Is there any formal problem that cannot be proven using mathematical induction?

Question

Is there any proposition $\mathcal{P}(n)$ such that $\mathcal{P}(n)$ is true $\forall n \in \mathbb{N}$ but cannot be deduced using induction (regardless of its being true? i.e. $\mathcal{P}(k)$ being true does not necessarily implies that $\mathcal{P}(k+1)$ is also true.

Are there formal problems that cannot be proven using mathematical induction but require the use of direct proof?

Answer 1

Goodstein's theorem is a well-known and "purely number-theoretic" theorem about natural numbers that can be expressed by means of a first order statement in the language of arithmetic but cannot be proved in first-order Peano Arithmetic, in particular cannot be proved by induction on $\mathbb{N}$. This thorem states that every Goodstein sequence eventually terminates at 0. The definition of Goodstein sequence is quite technical, see the Wikipedia page.

Answer 2

I think any sufficiently complicated statement dependent on $n$ will do. E.g.:

$a^{n+2} + b^{n+2} = c^{n+2}$ has no integer solutions for any $n \in \mathbb{N}$.

Answer 3

Formally speaking, if $\mathcal{P}(k)$ and $\mathcal{P}(k+1)$ are both true, then

$$\mathcal{P}(k)\implies\mathcal{P}(k+1)$$ holds.

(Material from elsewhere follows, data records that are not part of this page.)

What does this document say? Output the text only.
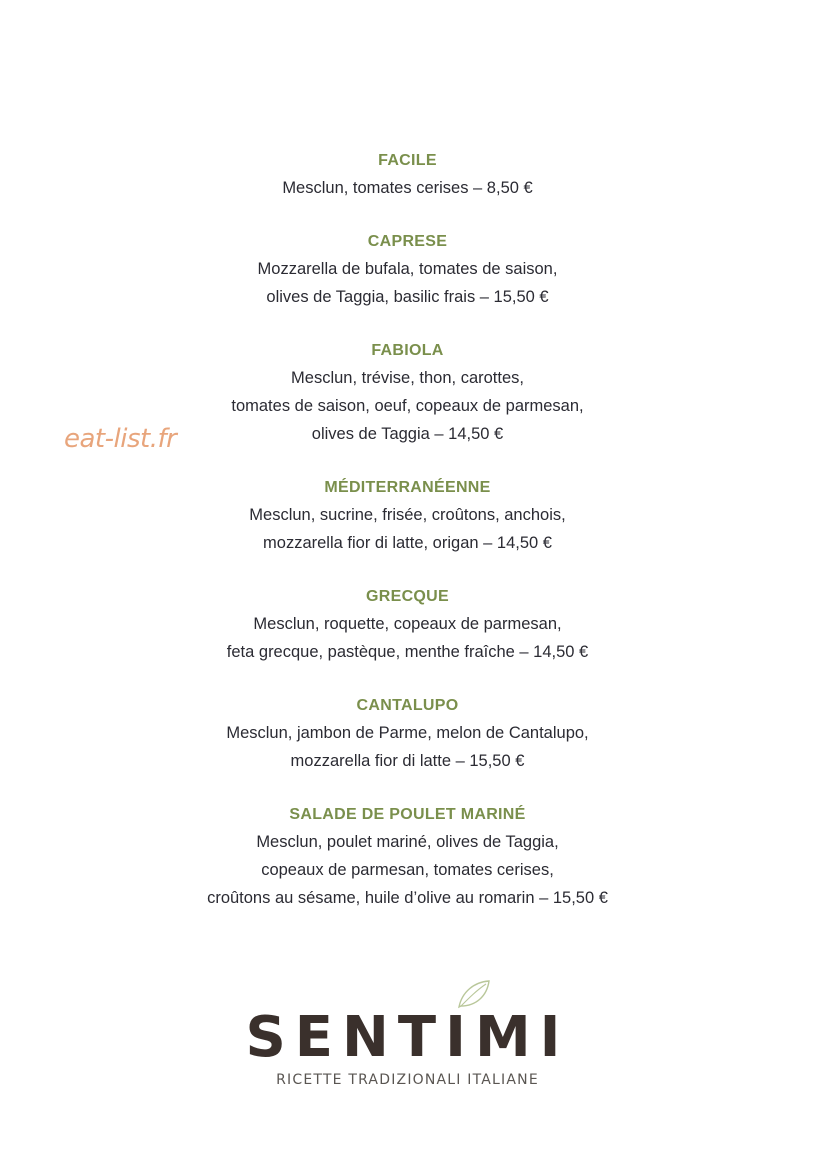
eat-list.fr
FACILE
Mesclun, tomates cerises – 8,50 €
CAPRESE
Mozzarella de bufala, tomates de saison,
olives de Taggia, basilic frais – 15,50 €
FABIOLA
Mesclun, trévise, thon, carottes,
tomates de saison, oeuf, copeaux de parmesan,
olives de Taggia – 14,50 €
MÉDITERRANÉENNE
Mesclun, sucrine, frisée, croûtons, anchois,
mozzarella fior di latte, origan – 14,50 €
GRECQUE
Mesclun, roquette, copeaux de parmesan,
feta grecque, pastèque, menthe fraîche – 14,50 €
CANTALUPO
Mesclun, jambon de Parme, melon de Cantalupo,
mozzarella fior di latte – 15,50 €
SALADE DE POULET MARINÉ
Mesclun, poulet mariné, olives de Taggia,
copeaux de parmesan, tomates cerises,
croûtons au sésame, huile d’olive au romarin – 15,50 €
SENTIMI
RICETTE TRADIZIONALI ITALIANE
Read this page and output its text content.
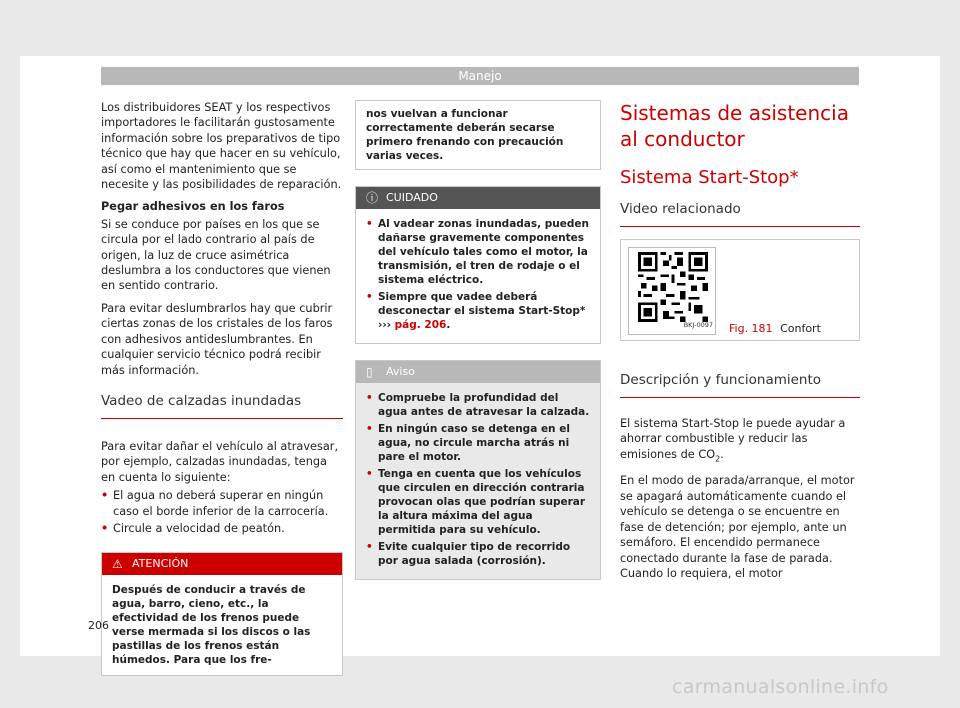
Manejo

Los distribuidores SEAT y los respectivos importadores le facilitarán gustosamente información sobre los preparativos de tipo técnico que hay que hacer en su vehículo, así como el mantenimiento que se necesite y las posibilidades de reparación.

Pegar adhesivos en los faros

Si se conduce por países en los que se circula por el lado contrario al país de origen, la luz de cruce asimétrica deslumbra a los conductores que vienen en sentido contrario.

Para evitar deslumbrarlos hay que cubrir ciertas zonas de los cristales de los faros con adhesivos antideslumbrantes. En cualquier servicio técnico podrá recibir más información.

Vadeo de calzadas inundadas

Para evitar dañar el vehículo al atravesar, por ejemplo, calzadas inundadas, tenga en cuenta lo siguiente:

• El agua no deberá superar en ningún caso el borde inferior de la carrocería.
• Circule a velocidad de peatón.
⚠ ATENCIÓN
Después de conducir a través de agua, barro, cieno, etc., la efectividad de los frenos puede verse mermada si los discos o las pastillas de los frenos están húmedos. Para que los fre-
nos vuelvan a funcionar correctamente deberán secarse primero frenando con precaución varias veces.
ⓘ CUIDADO
• Al vadear zonas inundadas, pueden dañarse gravemente componentes del vehículo tales como el motor, la transmisión, el tren de rodaje o el sistema eléctrico.
• Siempre que vadee deberá desconectar el sistema Start-Stop* ››› pág. 206.
▯ Aviso
• Compruebe la profundidad del agua antes de atravesar la calzada.
• En ningún caso se detenga en el agua, no circule marcha atrás ni pare el motor.
• Tenga en cuenta que los vehículos que circulen en dirección contraria provocan olas que podrían superar la altura máxima del agua permitida para su vehículo.
• Evite cualquier tipo de recorrido por agua salada (corrosión).
Sistemas de asistencia al conductor
Sistema Start-Stop*
Video relacionado
BKJ-0097 Fig. 181 Confort
Descripción y funcionamiento

El sistema Start-Stop le puede ayudar a ahorrar combustible y reducir las emisiones de $CO_2$.

En el modo de parada/arranque, el motor se apagará automáticamente cuando el vehículo se detenga o se encuentre en fase de detención; por ejemplo, ante un semáforo. El encendido permanece conectado durante la fase de parada. Cuando lo requiera, el motor

206
carmanualsonline.info
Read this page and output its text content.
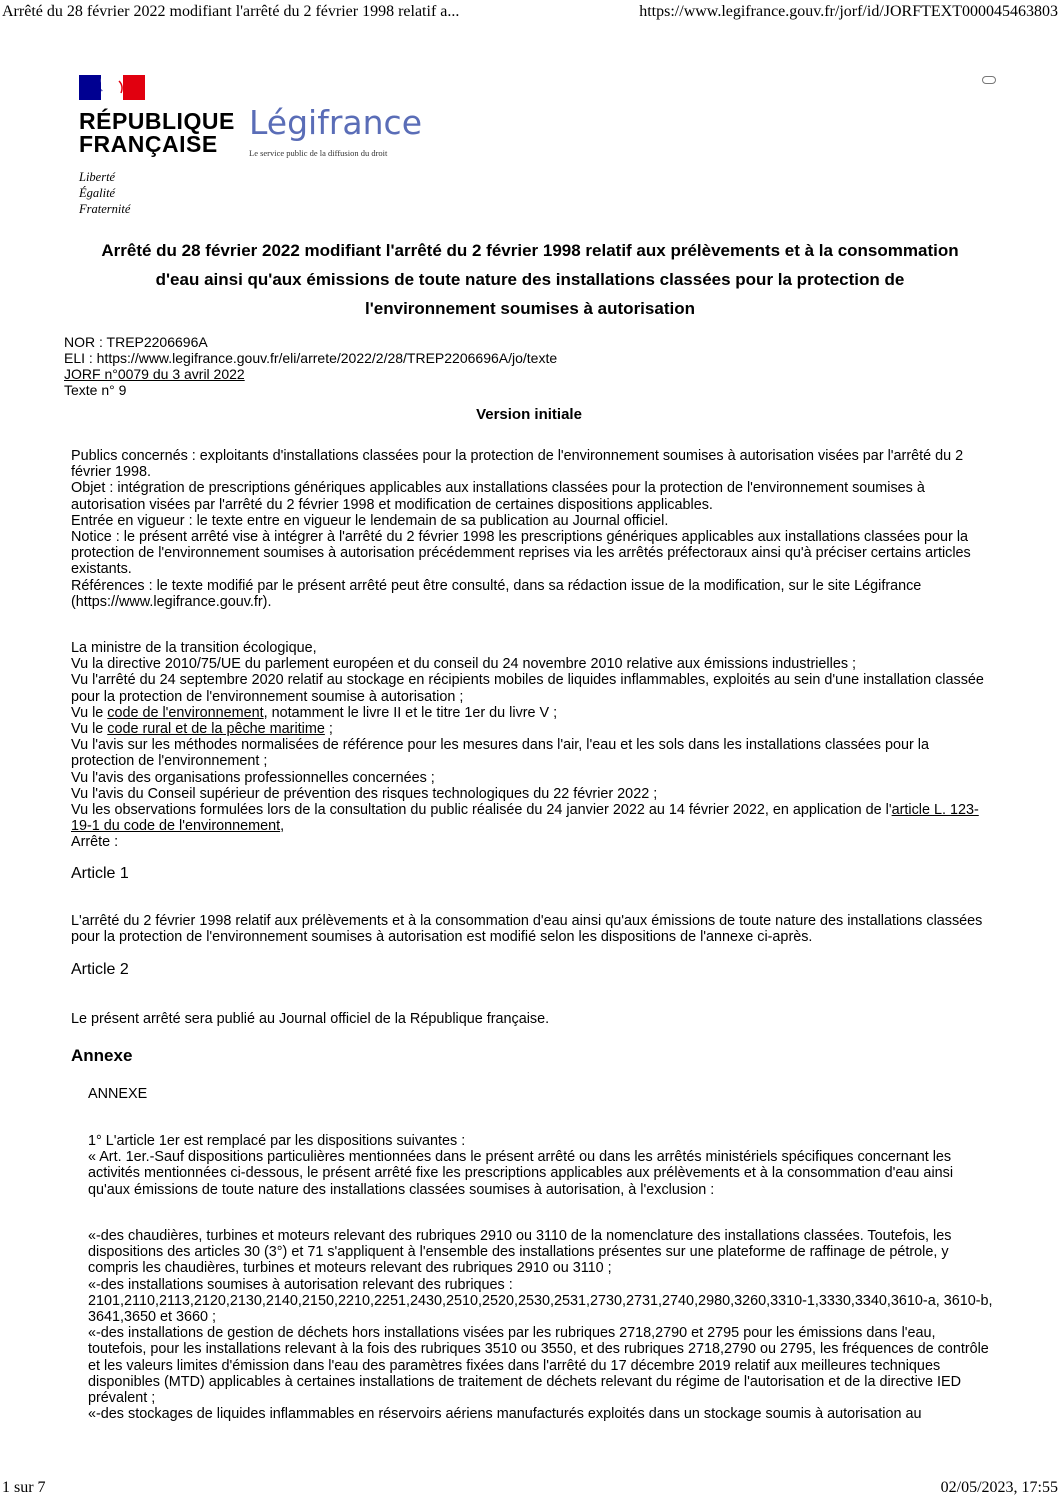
Arrêté du 28 février 2022 modifiant l'arrêté du 2 février 1998 relatif a...	https://www.legifrance.gouv.fr/jorf/id/JORFTEXT000045463803
RÉPUBLIQUE
FRANÇAISE
Liberté
Égalité
Fraternité
Légifrance
Le service public de la diffusion du droit
Arrêté du 28 février 2022 modifiant l'arrêté du 2 février 1998 relatif aux prélèvements et à la consommation d'eau ainsi qu'aux émissions de toute nature des installations classées pour la protection de l'environnement soumises à autorisation
NOR : TREP2206696A
ELI : https://www.legifrance.gouv.fr/eli/arrete/2022/2/28/TREP2206696A/jo/texte
JORF n°0079 du 3 avril 2022
Texte n° 9
Version initiale
Publics concernés : exploitants d'installations classées pour la protection de l'environnement soumises à autorisation visées par l'arrêté du 2 février 1998.
Objet : intégration de prescriptions génériques applicables aux installations classées pour la protection de l'environnement soumises à autorisation visées par l'arrêté du 2 février 1998 et modification de certaines dispositions applicables.
Entrée en vigueur : le texte entre en vigueur le lendemain de sa publication au Journal officiel.
Notice : le présent arrêté vise à intégrer à l'arrêté du 2 février 1998 les prescriptions génériques applicables aux installations classées pour la protection de l'environnement soumises à autorisation précédemment reprises via les arrêtés préfectoraux ainsi qu'à préciser certains articles existants.
Références : le texte modifié par le présent arrêté peut être consulté, dans sa rédaction issue de la modification, sur le site Légifrance (https://www.legifrance.gouv.fr).
La ministre de la transition écologique,
Vu la directive 2010/75/UE du parlement européen et du conseil du 24 novembre 2010 relative aux émissions industrielles ;
Vu l'arrêté du 24 septembre 2020 relatif au stockage en récipients mobiles de liquides inflammables, exploités au sein d'une installation classée pour la protection de l'environnement soumise à autorisation ;
Vu le code de l'environnement, notamment le livre II et le titre 1er du livre V ;
Vu le code rural et de la pêche maritime ;
Vu l'avis sur les méthodes normalisées de référence pour les mesures dans l'air, l'eau et les sols dans les installations classées pour la protection de l'environnement ;
Vu l'avis des organisations professionnelles concernées ;
Vu l'avis du Conseil supérieur de prévention des risques technologiques du 22 février 2022 ;
Vu les observations formulées lors de la consultation du public réalisée du 24 janvier 2022 au 14 février 2022, en application de l'article L. 123-19-1 du code de l'environnement,
Arrête :
Article 1
L'arrêté du 2 février 1998 relatif aux prélèvements et à la consommation d'eau ainsi qu'aux émissions de toute nature des installations classées pour la protection de l'environnement soumises à autorisation est modifié selon les dispositions de l'annexe ci-après.
Article 2
Le présent arrêté sera publié au Journal officiel de la République française.
Annexe
ANNEXE
1° L'article 1er est remplacé par les dispositions suivantes :
« Art. 1er.-Sauf dispositions particulières mentionnées dans le présent arrêté ou dans les arrêtés ministériels spécifiques concernant les activités mentionnées ci-dessous, le présent arrêté fixe les prescriptions applicables aux prélèvements et à la consommation d'eau ainsi qu'aux émissions de toute nature des installations classées soumises à autorisation, à l'exclusion :
«-des chaudières, turbines et moteurs relevant des rubriques 2910 ou 3110 de la nomenclature des installations classées. Toutefois, les dispositions des articles 30 (3°) et 71 s'appliquent à l'ensemble des installations présentes sur une plateforme de raffinage de pétrole, y compris les chaudières, turbines et moteurs relevant des rubriques 2910 ou 3110 ;
«-des installations soumises à autorisation relevant des rubriques : 2101,2110,2113,2120,2130,2140,2150,2210,2251,2430,2510,2520,2530,2531,2730,2731,2740,2980,3260,3310-1,3330,3340,3610-a, 3610-b, 3641,3650 et 3660 ;
«-des installations de gestion de déchets hors installations visées par les rubriques 2718,2790 et 2795 pour les émissions dans l'eau, toutefois, pour les installations relevant à la fois des rubriques 3510 ou 3550, et des rubriques 2718,2790 ou 2795, les fréquences de contrôle et les valeurs limites d'émission dans l'eau des paramètres fixées dans l'arrêté du 17 décembre 2019 relatif aux meilleures techniques disponibles (MTD) applicables à certaines installations de traitement de déchets relevant du régime de l'autorisation et de la directive IED prévalent ;
«-des stockages de liquides inflammables en réservoirs aériens manufacturés exploités dans un stockage soumis à autorisation au
1 sur 7	02/05/2023, 17:55
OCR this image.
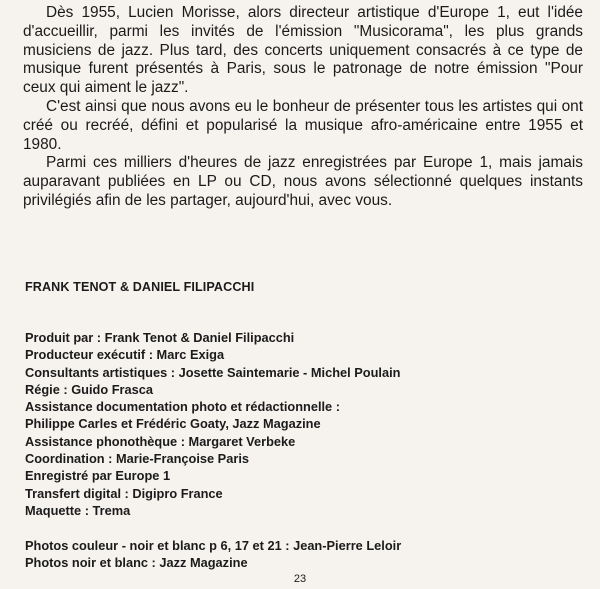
Dès 1955, Lucien Morisse, alors directeur artistique d'Europe 1, eut l'idée d'accueillir, parmi les invités de l'émission "Musicorama", les plus grands musiciens de jazz. Plus tard, des concerts uniquement consacrés à ce type de musique furent présentés à Paris, sous le patronage de notre émission "Pour ceux qui aiment le jazz".

C'est ainsi que nous avons eu le bonheur de présenter tous les artistes qui ont créé ou recréé, défini et popularisé la musique afro-américaine entre 1955 et 1980.

Parmi ces milliers d'heures de jazz enregistrées par Europe 1, mais jamais auparavant publiées en LP ou CD, nous avons sélectionné quelques instants privilégiés afin de les partager, aujourd'hui, avec vous.

FRANK TENOT & DANIEL FILIPACCHI
Produit par : Frank Tenot & Daniel Filipacchi
Producteur exécutif : Marc Exiga
Consultants artistiques : Josette Saintemarie - Michel Poulain
Régie : Guido Frasca
Assistance documentation photo et rédactionnelle :
Philippe Carles et Frédéric Goaty, Jazz Magazine
Assistance phonothèque : Margaret Verbeke
Coordination : Marie-Françoise Paris
Enregistré par Europe 1
Transfert digital : Digipro France
Maquette : Trema
Photos couleur - noir et blanc p 6, 17 et 21 : Jean-Pierre Leloir
Photos noir et blanc : Jazz Magazine
23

This makes your question a little pointless.

Answer 4

I could think of the following:

Let $x_1,x_2,\dots,x_n\in H$, where $H$ is equipped with a dot product $\langle\cdot,\cdot\rangle$. Also consider the matrix: $$A=\left(\begin{array}{cccc} \langle x_1,x_1\rangle & \langle x_1,x_2\rangle & \dots & \langle x_1,x_n\rangle \\ \langle x_2,x_1\rangle & \langle x_2,x_2\rangle & \dots & \langle x_2,x_n\rangle \\ \vdots & \vdots & \ddots & \vdots\\ \langle x_n,x_1\rangle & \langle x_n,x_2\rangle & \dots & \langle x_n,x_n\rangle \\ \end{array}\right)$$ Prove that: $$\det A\geq0$$ and that: $$\det A=0\Leftrightarrow x_1,x_2,\dots,x_n\text{ are linearly dependent}$$

Now, I have a (long) proof that does not use induction and, I think that this cannot be proved with induction, since:

1. The case $n=1$ is trivial $\langle x_1,x_1\rangle=\lVert x_1\rVert^2\geq0$ and $\lVert x_1\rVert=0\Leftrightarrow x_1=0$.
2. The case $n=2$ is as follows: $$\det A=\langle x_1,x_1\rangle\langle x_2,x_2\rangle-\langle x_1,x_2\rangle\langle x_2,x_1\rangle=\lVert x_1\rVert^2\lVert x_2\rVert^2-|\langle x_1,x_2\rangle|^2$$ So, proving the requested is equivalent to proving Cauchy-Schwarz inequality: $$|\langle x_1,x_2\rangle|\leq\lVert x_1\rVert\lVert x_2\rVert\tag{$\dagger$}$$

But, since $(\dagger)$ can be proved independently of the case $n=1$, there is not a non-trivial proof using induction starting from $n=1$.

But this is just a very specific thought, though...